[Mr. Fortescue by William Westall]@TWC D-Link book
Mr. Fortescue

CHAPTER XXVII
9/10

It is the Palladium of the mission and the source of all our prosperity and happiness.

Besides, how could it fail?
You see how solidly it is built, and every month it is carefully inspected from end to end." "It might be destroyed by an earthquake." "You are pleased to be a Job's comforter, Monsieur Nigel.

Damaged it might be, but hardly destroyed, except in some cataclysm which would destroy everything, and that is a risk which, like all dwellers in countries subject to earthquakes, we must run.

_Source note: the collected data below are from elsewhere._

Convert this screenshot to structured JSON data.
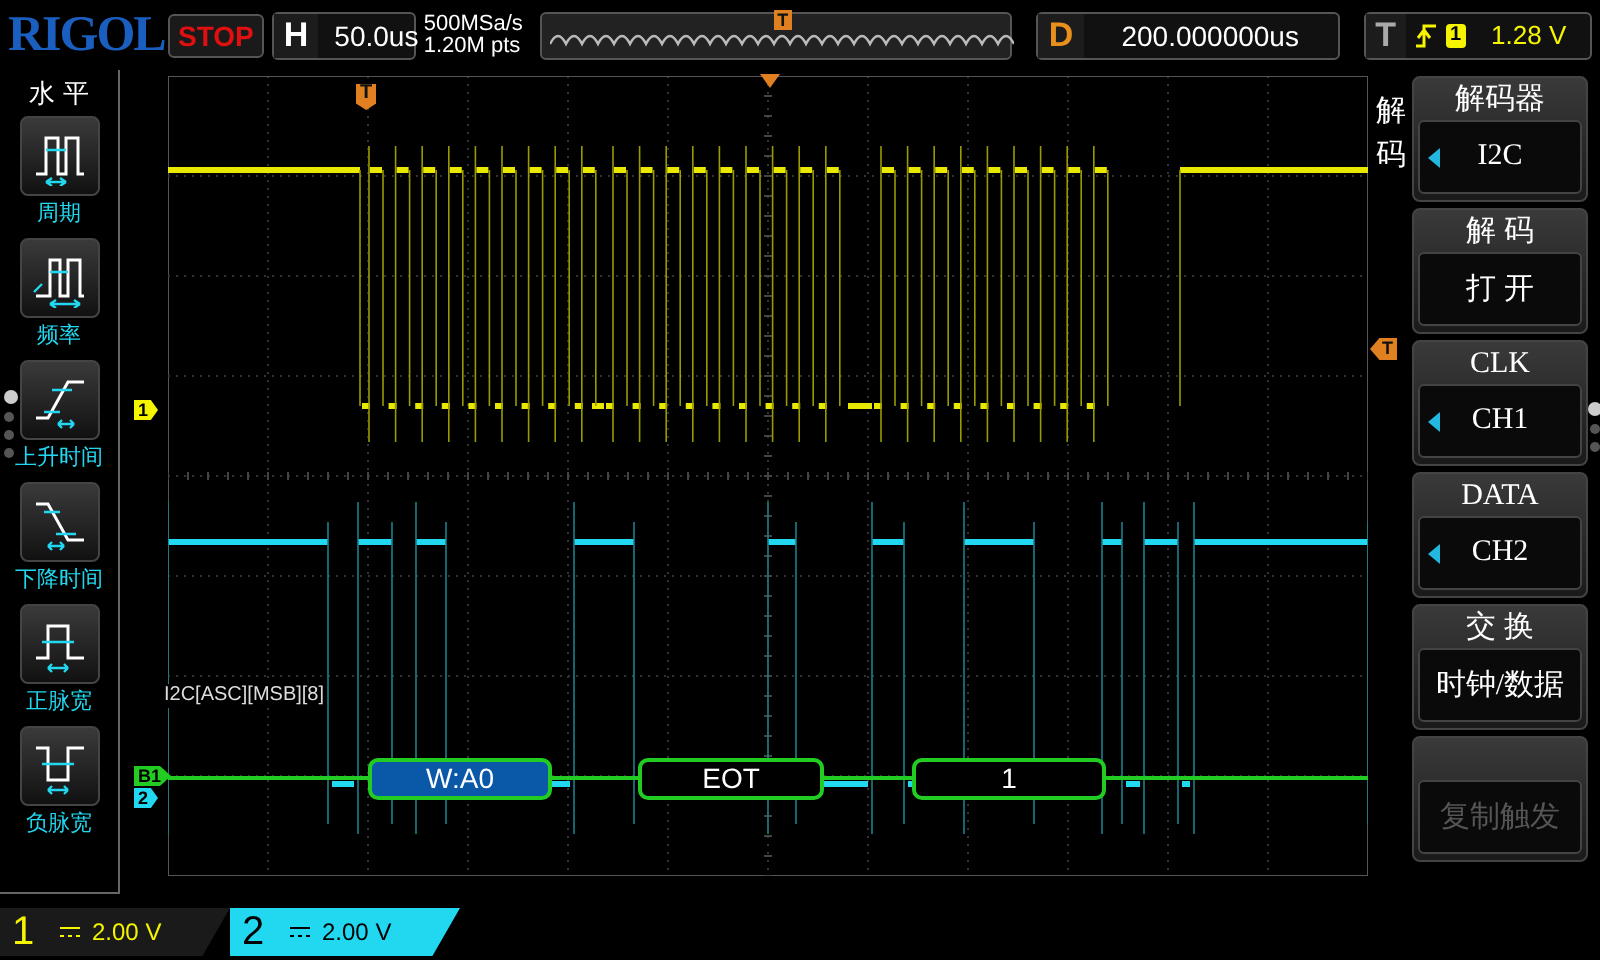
{
  "top_bar": {
    "logo": "RIGOL",
    "run_state": "STOP",
    "timebase": {
      "label": "H",
      "value": "50.0us"
    },
    "sample_rate": "500MSa/s",
    "memory_depth": "1.20M pts",
    "memory_marker": "T",
    "delay": {
      "label": "D",
      "value": "200.000000us"
    },
    "trigger": {
      "label": "T",
      "source": "1",
      "level": "1.28 V"
    }
  },
  "left_menu": {
    "title": "水 平",
    "items": [
      {
        "label": "周期",
        "kind": "period"
      },
      {
        "label": "频率",
        "kind": "frequency"
      },
      {
        "label": "上升时间",
        "kind": "rise"
      },
      {
        "label": "下降时间",
        "kind": "fall"
      },
      {
        "label": "正脉宽",
        "kind": "pos_width"
      },
      {
        "label": "负脉宽",
        "kind": "neg_width"
      }
    ],
    "pages": [
      {
        "selected": true
      },
      {
        "selected": false
      },
      {
        "selected": false
      },
      {
        "selected": false
      }
    ]
  },
  "waveform_area": {
    "trigger_marker": "T",
    "right_trigger_marker": "T",
    "channel_markers": [
      {
        "label": "1",
        "kind": "ch1",
        "color": "#f5f500"
      },
      {
        "label": "B1",
        "kind": "bus",
        "color": "#22cc22"
      },
      {
        "label": "2",
        "kind": "ch2",
        "color": "#22d8f0"
      }
    ],
    "decode_label": "I2C[ASC][MSB][8]",
    "decode_packets": [
      {
        "text": "W:A0",
        "kind": "address"
      },
      {
        "text": "EOT",
        "kind": "data"
      },
      {
        "text": "1",
        "kind": "data"
      }
    ]
  },
  "right_menu": {
    "title": "解码",
    "items": [
      {
        "heading": "解码器",
        "value": "I2C",
        "has_arrow": true,
        "disabled": false
      },
      {
        "heading": "解 码",
        "value": "打 开",
        "has_arrow": false,
        "disabled": false
      },
      {
        "heading": "CLK",
        "value": "CH1",
        "has_arrow": true,
        "disabled": false
      },
      {
        "heading": "DATA",
        "value": "CH2",
        "has_arrow": true,
        "disabled": false
      },
      {
        "heading": "交 换",
        "value": "时钟/数据",
        "has_arrow": false,
        "disabled": false
      },
      {
        "value": "复制触发",
        "has_arrow": false,
        "disabled": true
      }
    ],
    "pages": [
      {
        "selected": true
      },
      {
        "selected": false
      },
      {
        "selected": false
      }
    ]
  },
  "bottom_bar": {
    "channels": [
      {
        "number": "1",
        "scale": "2.00 V",
        "selected": false,
        "color": "#f5f500"
      },
      {
        "number": "2",
        "scale": "2.00 V",
        "selected": true,
        "color": "#22d8f0"
      }
    ]
  }
}
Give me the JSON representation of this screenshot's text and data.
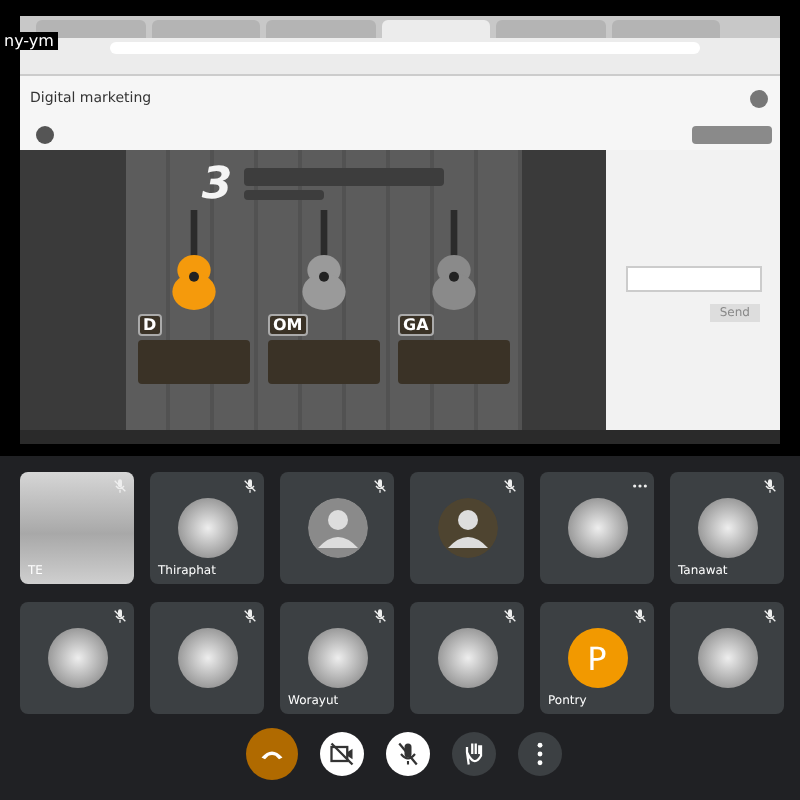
{
  "presenter_label": "ny-ym",
  "browser": {
    "tabs": [
      {
        "selected": false
      },
      {
        "selected": false
      },
      {
        "selected": false
      },
      {
        "selected": true
      },
      {
        "selected": false
      },
      {
        "selected": false
      }
    ],
    "document_title": "Digital marketing",
    "slide": {
      "number": "3",
      "sections": [
        {
          "label": "D",
          "color": "#f59a0c"
        },
        {
          "label": "OM",
          "color": "#9a9a9a"
        },
        {
          "label": "GA",
          "color": "#8a8a8a"
        }
      ]
    },
    "side_panel": {
      "send_button": "Send"
    }
  },
  "participants": [
    {
      "name": "TE",
      "kind": "photo",
      "muted": true
    },
    {
      "name": "Thiraphat",
      "kind": "avatar",
      "muted": true
    },
    {
      "kind": "default",
      "color": "#8a8a8a",
      "muted": true
    },
    {
      "kind": "default",
      "color": "#4e4430",
      "muted": true
    },
    {
      "kind": "avatar",
      "muted": false
    },
    {
      "name": "Tanawat",
      "kind": "avatar",
      "muted": true
    },
    {
      "kind": "avatar",
      "muted": true
    },
    {
      "kind": "avatar",
      "muted": true
    },
    {
      "name": "Worayut",
      "kind": "avatar",
      "muted": true
    },
    {
      "kind": "avatar",
      "muted": true
    },
    {
      "name": "Pontry",
      "kind": "letter",
      "letter": "P",
      "color": "#f29900",
      "muted": true
    },
    {
      "kind": "avatar",
      "muted": true
    }
  ],
  "controls": [
    {
      "kind": "hangup"
    },
    {
      "kind": "camera",
      "on": false
    },
    {
      "kind": "mic",
      "on": false
    },
    {
      "kind": "hand"
    },
    {
      "kind": "more"
    }
  ]
}
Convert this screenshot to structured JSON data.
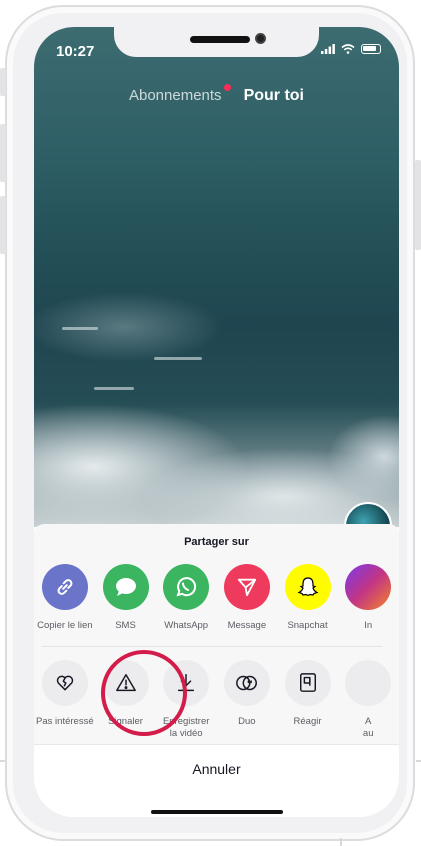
{
  "status_bar": {
    "time": "10:27"
  },
  "top_tabs": [
    {
      "label": "Abonnements",
      "active": false,
      "notification": true
    },
    {
      "label": "Pour toi",
      "active": true
    }
  ],
  "share_sheet": {
    "title": "Partager sur",
    "share_targets": [
      {
        "label": "Copier le lien",
        "icon": "link-icon",
        "color": "#6a74c9"
      },
      {
        "label": "SMS",
        "icon": "chat-bubble-icon",
        "color": "#3bb55f"
      },
      {
        "label": "WhatsApp",
        "icon": "whatsapp-icon",
        "color": "#3bb55f"
      },
      {
        "label": "Message",
        "icon": "send-icon",
        "color": "#ee3a5c"
      },
      {
        "label": "Snapchat",
        "icon": "snapchat-ghost-icon",
        "color": "#fffc00"
      },
      {
        "label": "In",
        "icon": "instagram-icon",
        "color": "#c13584"
      }
    ],
    "actions": [
      {
        "label": "Pas intéressé",
        "icon": "broken-heart-icon"
      },
      {
        "label": "Signaler",
        "icon": "warning-icon",
        "highlighted": true
      },
      {
        "label": "Enregistrer\nla vidéo",
        "icon": "download-icon"
      },
      {
        "label": "Duo",
        "icon": "duet-icon"
      },
      {
        "label": "Réagir",
        "icon": "react-icon"
      },
      {
        "label": "A\nau",
        "icon": "more-icon"
      }
    ],
    "cancel_label": "Annuler"
  },
  "colors": {
    "accent": "#fe2c55",
    "highlight_ring": "#d31c4a"
  }
}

We cannot escape from the conditions of our existence; and life is so pleasant here, we are spared so many of the miseries which afflict our fellow-creatures in other parts of the world--war, pestilence, strife, and want--that it were as foolish and ungrateful to make ourselves unhappy because we are exposed to some remote danger against which we cannot guard, as to repine because we cannot live forever." "You discourse most excellent philosophy, Mademoiselle Angela." "Without knowing it, then, as Monsieur Jourdan talked prose." "So! You have read Moliere ?" "Over and over again." "Then you must have a library at San Cristobal." "A very small one, as you may suppose; but a small library is not altogether a disadvantage, as the abbe says.

The fewer books you have the oftener you read them; and it is better to read a few books well than many superficially." "The abbe has been your sole teacher, I suppose ?" "Has been! He is still.